Vindicarre wrote:
I would say that the Germanic people's heavy influence on the English (Old and Middle) language gave us the naming conventions we use. The Germans got the conventions from the Romans, who got them from the Greeks. Pretty much historical business as usual.
This. In Latin, Monday, Tuesday, Wednesday, Thursday, Friday, Saturday, Sunday are Dies Lunae (goddess of the moon), Dies Martis (Mars), Dies Mercurii (Mercury), Dies Iovis (Jove, or Jupiter), Dies Veneris (Venus), Dies Saturni (Saturn), and Dies Solis (Sol, god of the sun).
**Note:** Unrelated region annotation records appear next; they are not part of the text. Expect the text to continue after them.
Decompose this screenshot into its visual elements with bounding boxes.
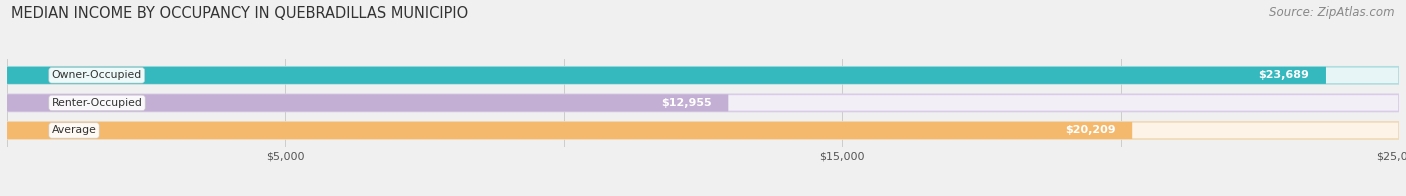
Text: Owner-Occupied: Owner-Occupied (52, 70, 142, 80)
Text: $23,689: $23,689 (1258, 70, 1309, 80)
FancyBboxPatch shape (7, 94, 1399, 112)
Text: Average: Average (52, 125, 97, 135)
Text: $12,955: $12,955 (661, 98, 711, 108)
Text: Renter-Occupied: Renter-Occupied (52, 98, 142, 108)
FancyBboxPatch shape (7, 122, 1132, 139)
FancyBboxPatch shape (7, 94, 728, 112)
FancyBboxPatch shape (7, 122, 1399, 139)
Text: $20,209: $20,209 (1064, 125, 1115, 135)
FancyBboxPatch shape (7, 67, 1399, 84)
Text: Source: ZipAtlas.com: Source: ZipAtlas.com (1270, 6, 1395, 19)
FancyBboxPatch shape (7, 67, 1326, 84)
Text: MEDIAN INCOME BY OCCUPANCY IN QUEBRADILLAS MUNICIPIO: MEDIAN INCOME BY OCCUPANCY IN QUEBRADILL… (11, 6, 468, 21)
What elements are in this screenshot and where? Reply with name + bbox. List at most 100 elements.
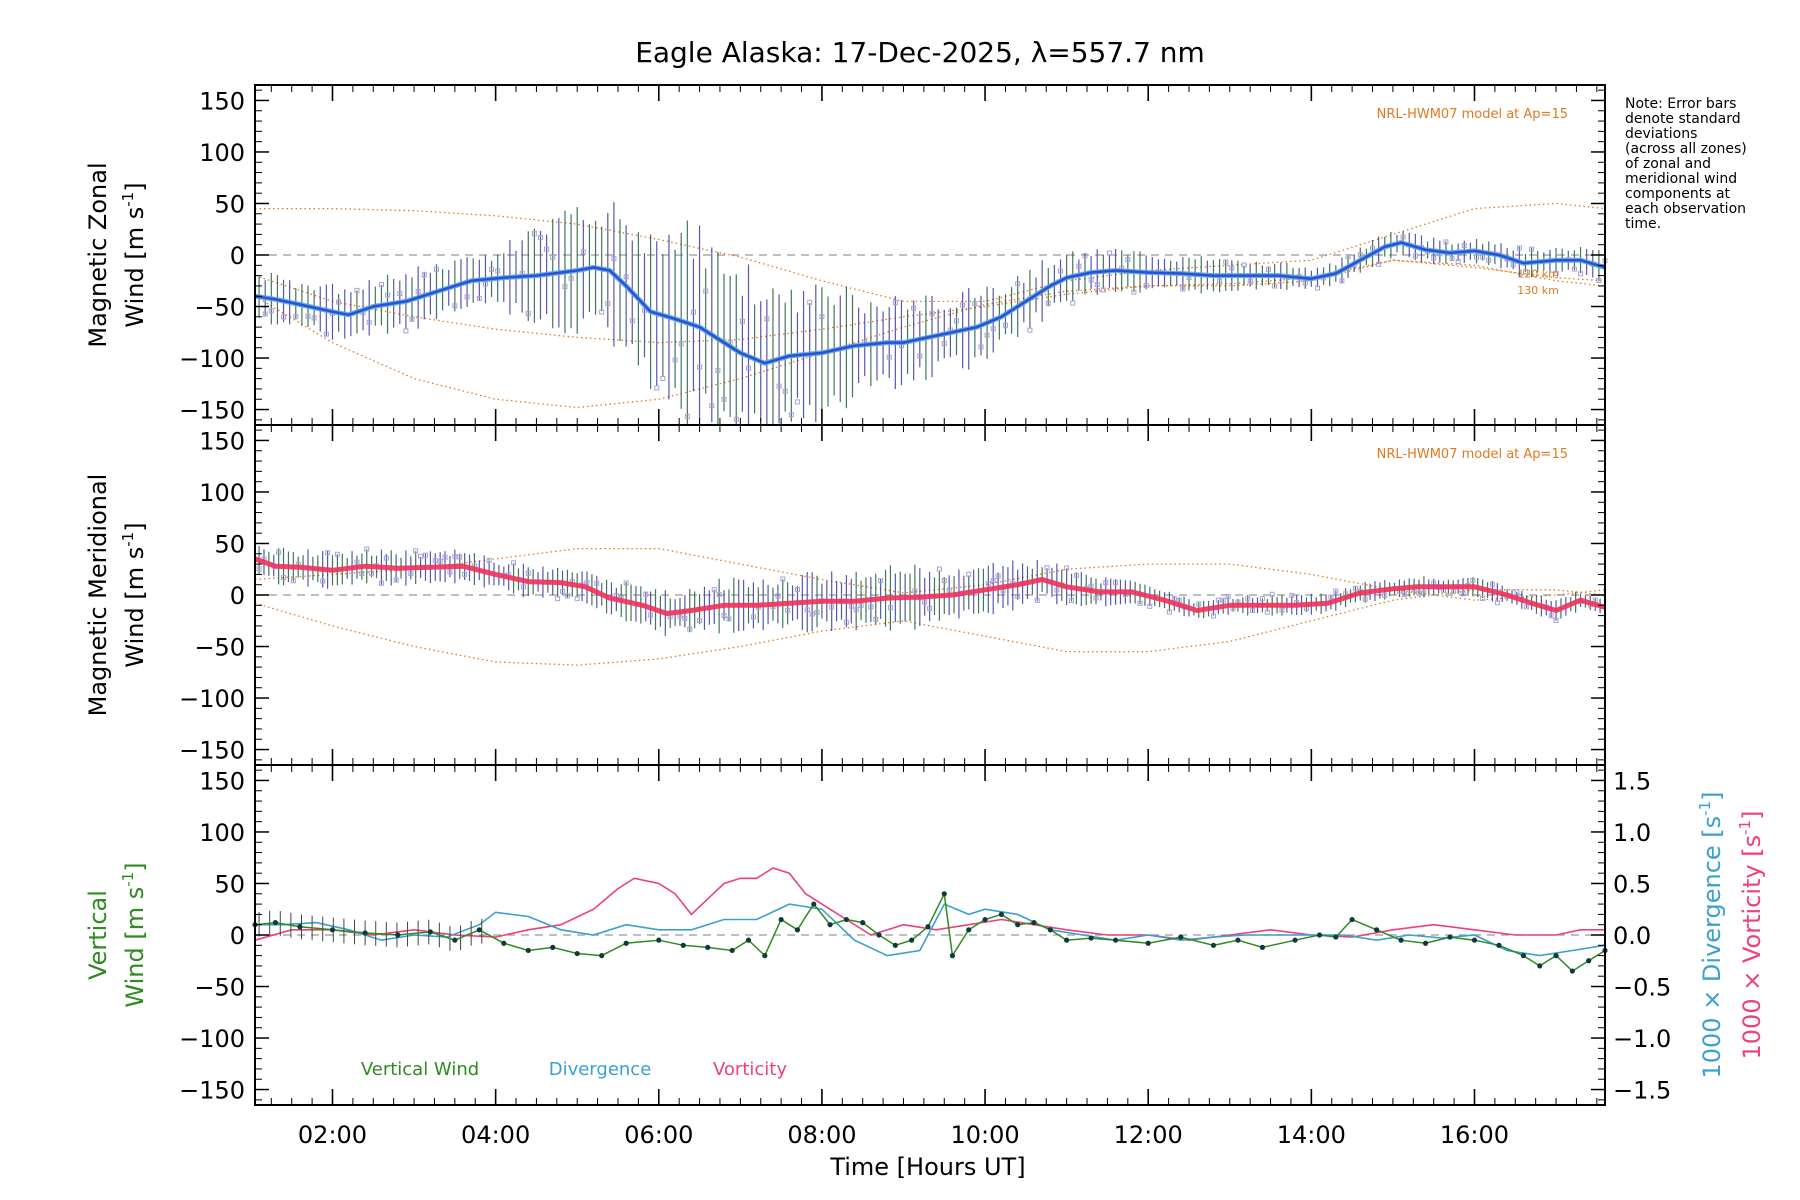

The Germanic tribes picked this up and chose analogous gods in their own pantheon to name days after. So we swap Mars, god of war, for Tyr, god of heroism and glorious combat; Mercury gets traded for Odin, both poets and psychopomps. Thor and Jupiter are both gods of thunder; Frigg and Venus both goddesses of beauty and sex.
Old English, then, is a Germanic tongue, not a Romantic (Latin-derived) one. So we got the Scandinavian pantheon substitutes. Not sure why we kept Saturday, and why we dropped the dieties and went straight to the celestial domains for Sunday and Monday.